伍思宜找了一個大樹下的蔭涼處,從背包裡拿出一塊疊好的塑膠布,開啟了,鋪在地上,招呼江之寒坐下。坐在樹蔭下,有山風不時拂過,吹『亂』了伍思宜的頭髮,也慢慢帶走了炎熱的感覺。
伍思宜嘴裡嚼著一塊泡泡糖,隨手扔給江之寒一塊。江之寒對這個東西不感興趣,不過還是話。

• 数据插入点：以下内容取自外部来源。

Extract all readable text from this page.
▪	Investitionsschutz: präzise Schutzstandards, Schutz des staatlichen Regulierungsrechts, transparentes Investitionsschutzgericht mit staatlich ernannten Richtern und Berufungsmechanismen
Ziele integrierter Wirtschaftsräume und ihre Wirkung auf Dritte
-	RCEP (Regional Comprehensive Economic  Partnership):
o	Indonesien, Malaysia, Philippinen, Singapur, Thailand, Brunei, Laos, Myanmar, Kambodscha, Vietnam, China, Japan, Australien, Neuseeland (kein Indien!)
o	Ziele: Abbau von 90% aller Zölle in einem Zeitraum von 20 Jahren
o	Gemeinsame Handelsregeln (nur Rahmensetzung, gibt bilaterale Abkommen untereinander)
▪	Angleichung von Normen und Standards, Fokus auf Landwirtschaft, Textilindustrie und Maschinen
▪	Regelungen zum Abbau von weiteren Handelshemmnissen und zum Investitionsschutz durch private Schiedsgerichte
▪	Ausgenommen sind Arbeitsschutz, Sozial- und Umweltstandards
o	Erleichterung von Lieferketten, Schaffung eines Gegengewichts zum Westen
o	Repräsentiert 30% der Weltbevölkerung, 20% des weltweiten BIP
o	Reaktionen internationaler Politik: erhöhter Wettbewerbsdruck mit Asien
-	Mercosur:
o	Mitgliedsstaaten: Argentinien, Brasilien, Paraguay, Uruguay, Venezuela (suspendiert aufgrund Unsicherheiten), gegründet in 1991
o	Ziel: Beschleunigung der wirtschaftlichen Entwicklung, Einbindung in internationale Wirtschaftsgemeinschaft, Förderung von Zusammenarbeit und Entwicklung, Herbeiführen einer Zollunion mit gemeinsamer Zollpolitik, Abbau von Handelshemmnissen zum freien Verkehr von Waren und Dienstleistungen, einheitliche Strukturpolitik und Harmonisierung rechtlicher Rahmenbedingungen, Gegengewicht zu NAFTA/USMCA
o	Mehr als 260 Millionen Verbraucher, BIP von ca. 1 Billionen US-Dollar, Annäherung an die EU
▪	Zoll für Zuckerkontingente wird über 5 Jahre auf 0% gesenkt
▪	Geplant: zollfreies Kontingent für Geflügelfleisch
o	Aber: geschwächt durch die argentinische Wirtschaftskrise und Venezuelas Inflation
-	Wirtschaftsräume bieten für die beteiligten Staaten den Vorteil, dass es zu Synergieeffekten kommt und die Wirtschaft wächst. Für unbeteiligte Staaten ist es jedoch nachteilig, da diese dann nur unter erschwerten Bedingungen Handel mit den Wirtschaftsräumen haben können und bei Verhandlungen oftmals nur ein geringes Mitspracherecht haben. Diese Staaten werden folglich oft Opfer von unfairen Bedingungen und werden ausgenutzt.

沉默了一會兒,伍思宜說:「離我們上次來,已經快一年了。」
江之寒點點頭。坐在山頭,他頗有感慨。這一年,發生了多少事,又改變了多少人。這些天閒暇下來,江之寒喜歡跑去雯雯的檯球室。一個很重要的原因,是那裡沒有任何過往的回憶。做事的時候,江之寒可以做到專心致志,心無旁騖。但閒下來的時候,每去一個熟悉的地方,就好像腦袋裡的電路接受了某個觸發訊號,一連串的往事蹦出來。
十七歲就開始懷念過往?江之寒實在是不能接受這樣的殘酷現實,索『性』開始避開這樣的地方。
一陣風吹過,伍思宜感到一陣涼意,縮了縮肩頭,把兩隻手抱起來。江之寒自顧的想著自己的心事,沉默的坐在一旁。
伍思宜悠悠的說:「我媽和那個人崩掉了。」
江之寒愣了一秒鐘,說:「是麼?這也算趁了你的意了。」
伍思宜嘆口氣,說:「是呀,原本以為會很高興的,其實也沒有。倒是看見我媽很落寞的樣子,心裡有些不忍。」
江之寒說:「唉,下一個輪到你爸接受你生日的怨念了。」
伍思宜說:「他已經推遲了婚期,所以……我也算成功一半了吧。」
江之寒忍不住笑起來,「小巫婆,以後惹誰也不能惹你呀。」
伍思宜沉默了片刻,說:「你……沒什麼想和我說的?」
江之寒抬了抬下巴,看著伍思宜,「說什麼?」
伍思宜只是看著他,不說話。
江之寒淡淡的說:「你知道我和倪裳分手了?就是這樣啊,也沒什麼好說的。」
伍思宜眨著眼睛,江之寒忽然發覺她的眼睛也很漂亮,眼珠黑亮黑亮的,好像會說話的樣子。伍思宜問:「就這麼結束了麼?……這樣甜蜜的感情,難道不要再爭取一下?」
江之寒撿起一塊小石子,一揮手,飛出去,劃出一道弧線,落在懸崖深處人跡不到之地。他拍拍手,說:「吃一塹,長一智。我現在終於知道,感情並不是一個人的事,甚至也不是兩個人的事。有太多的外部因素,不是我們能控制的,所以妄談什麼天長地久,確實有幾分可笑。我們……連自己的命運都控制不了,更何況是兩個人的命運,不是嗎?」
伍思宜偏著頭,若有所思的樣子,「所以,你再不相信感情這件事了?」
江之寒笑起來,「我會這麼無聊嗎?從一個極端到另一個極端,那不過是傻子乾的事。我只是不再那麼確定了。老實說,以前雖然想到會有阻礙,但真心的以為,只要兩個人不變心,就一定會有將來,就一定會長久。我現在回想起來,即使沒有那些外部的阻礙,長久也不是件容易的事。如果因為什麼原因長期不在一起了,如果某天醒來,突然覺得對方醜的看不上眼了,如果來了一個比你英俊十倍有錢百倍的競爭對手,誰知道會發生什麼呢?」
伍思宜學著江之寒,輕輕的扔了顆小石子出去,她說:「我知道了,你是從絕對的樂觀主義者變成了悲觀主義者。」